Recall that the adjacency matrix 
$$
A = (a_{ij})_{i,j\in[n]} \qquad a_{ij} = \begin{cases}
1&: (i,j)\in E\\
0&:\text{else}
\end{cases},
$$
and the matrix $D$ is
$$
D = \text{diag}(A\boldsymbol{1}) = \begin{bmatrix}
\delta^+(1)&0&\dotsm&0\\
0&\delta^+(2) &\dotsm&0\\
\vdots&&\ddots&\vdots\\
0&\dotsm&0&\delta^+(n)
\end{bmatrix}.
$$
Note that $D$ is invertible as all the diagonal entries $\delta^+(j)\ge 1$ are never zero.

Then the matrix
$$
P = D^{-1} A
$$
is the transition matrix of a random walk on the graph $G$.

PageRank will be a vector $\mathbf{PR} = (\mathbf{PR}_1,\dotsm,\mathbf{PR}_n)$ which measures in some sense the "centrality" of the webpage $j\in[n]$. 

A first guess may be that a good choice is a stationary distribution $\boldsymbol{\pi}$ of $P$:
$$
\pi_i = \sum_{j=1}^n \pi_j p_{ji} = \sum_{j: (j,i)\in E} \pi_j \frac{1}{\delta^+(j)}.
$$
Unfortunately, there could be infinitely many such vectors as we do not know whether or not $P$ is irreducible or not.

One way to overcome this is to **force** somehow the transition matrix $P$ to become irreducible. 

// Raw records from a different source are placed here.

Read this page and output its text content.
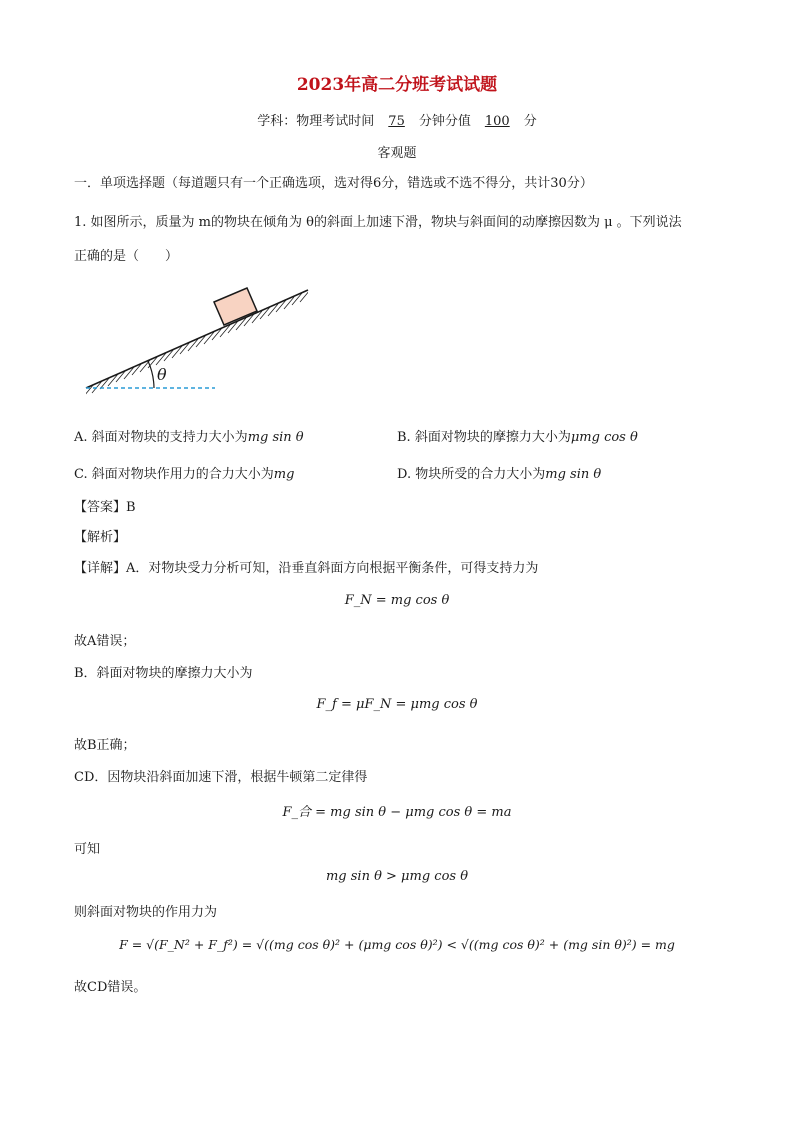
2023年高二分班考试试题
学科：物理考试时间 75 分钟分值 100 分
客观题
一．单项选择题（每道题只有一个正确选项，选对得6分，错选或不选不得分，共计30分）
1. 如图所示，质量为 m的物块在倾角为 θ的斜面上加速下滑，物块与斜面间的动摩擦因数为 μ 。下列说法
正确的是（　　）
θ
A. 斜面对物块的支持力大小为mg sin θ	B. 斜面对物块的摩擦力大小为μmg cos θ
C. 斜面对物块作用力的合力大小为mg	D. 物块所受的合力大小为mg sin θ
【答案】B
【解析】
【详解】A．对物块受力分析可知，沿垂直斜面方向根据平衡条件，可得支持力为
F_N = mg cos θ
故A错误；
B．斜面对物块的摩擦力大小为
F_f = μF_N = μmg cos θ
故B正确；
CD．因物块沿斜面加速下滑，根据牛顿第二定律得
F_合 = mg sin θ − μmg cos θ = ma
可知
mg sin θ > μmg cos θ
则斜面对物块的作用力为
F = √(F_N² + F_f²) = √((mg cos θ)² + (μmg cos θ)²) < √((mg cos θ)² + (mg sin θ)²) = mg
故CD错误。
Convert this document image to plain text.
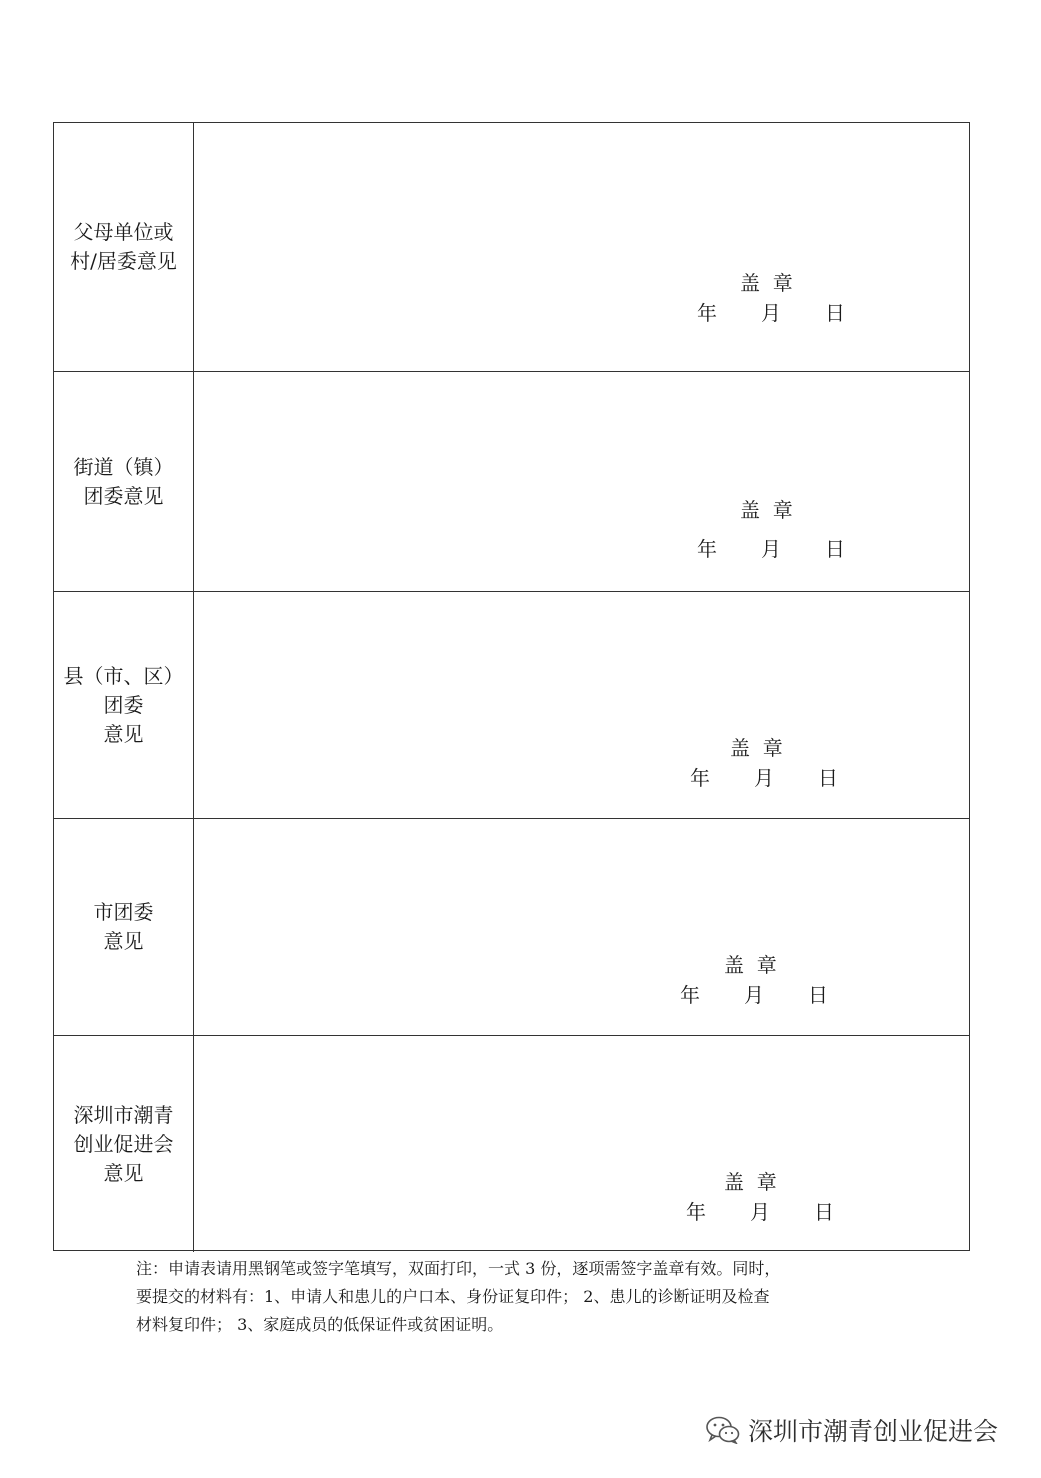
父母单位或
村/居委意见
盖  章
年 月 日
街道（镇）
团委意见
盖  章
年 月 日
县（市、区）
团委
意见
盖  章
年 月 日
市团委
意见
盖  章
年 月 日
深圳市潮青
创业促进会
意见	盖  章
年 月 日

注：申请表请用黑钢笔或签字笔填写，双面打印，一式 3 份，逐项需签字盖章有效。同时，

要提交的材料有：1、申请人和患儿的户口本、身份证复印件； 2、患儿的诊断证明及检查

材料复印件； 3、家庭成员的低保证件或贫困证明。

深圳市潮青创业促进会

We know that if $P$ and $P'$ are two stochastic matrices that 
$$
\alpha P + (1-\alpha)P'\qquad \alpha\in[0,1]
$$ is stochastic (HW problem) and so may we can average $P$ with a *nice* matrix $P'$ to make a new matrix, $Q$, that is irreducible.

That is we define
$$
Q = \alpha P + (1-\alpha) \frac{1}{n} \boldsymbol{1}\boldsymbol{1}^T.
$$

Note $$
 \boldsymbol{1}\boldsymbol{1}^T = \begin{bmatrix}
 1&1&1&\dotsm&1\\
 1&1&1&\dotsm&1\\
 \vdots&&\ddots&&\vdots\\
 1&1&\dotsm&1&1
 \end{bmatrix}
$$
which has row sums of $n$. So $\frac{1}{n} \boldsymbol{1}\boldsymbol{1}^T$ is stochastic!

If $\alpha\in(0,1)$ then $Q_{i,j}\ge \frac{1-\alpha}{n}>0$ no matter what $P$ was, and so 
$$
Q\qquad\text{is weakly lazy and irreducible}.
$$
Hence it is also aperiodic.

Finally $\mathbf{PR}$ is defined as the unique stationary distribution of $Q$.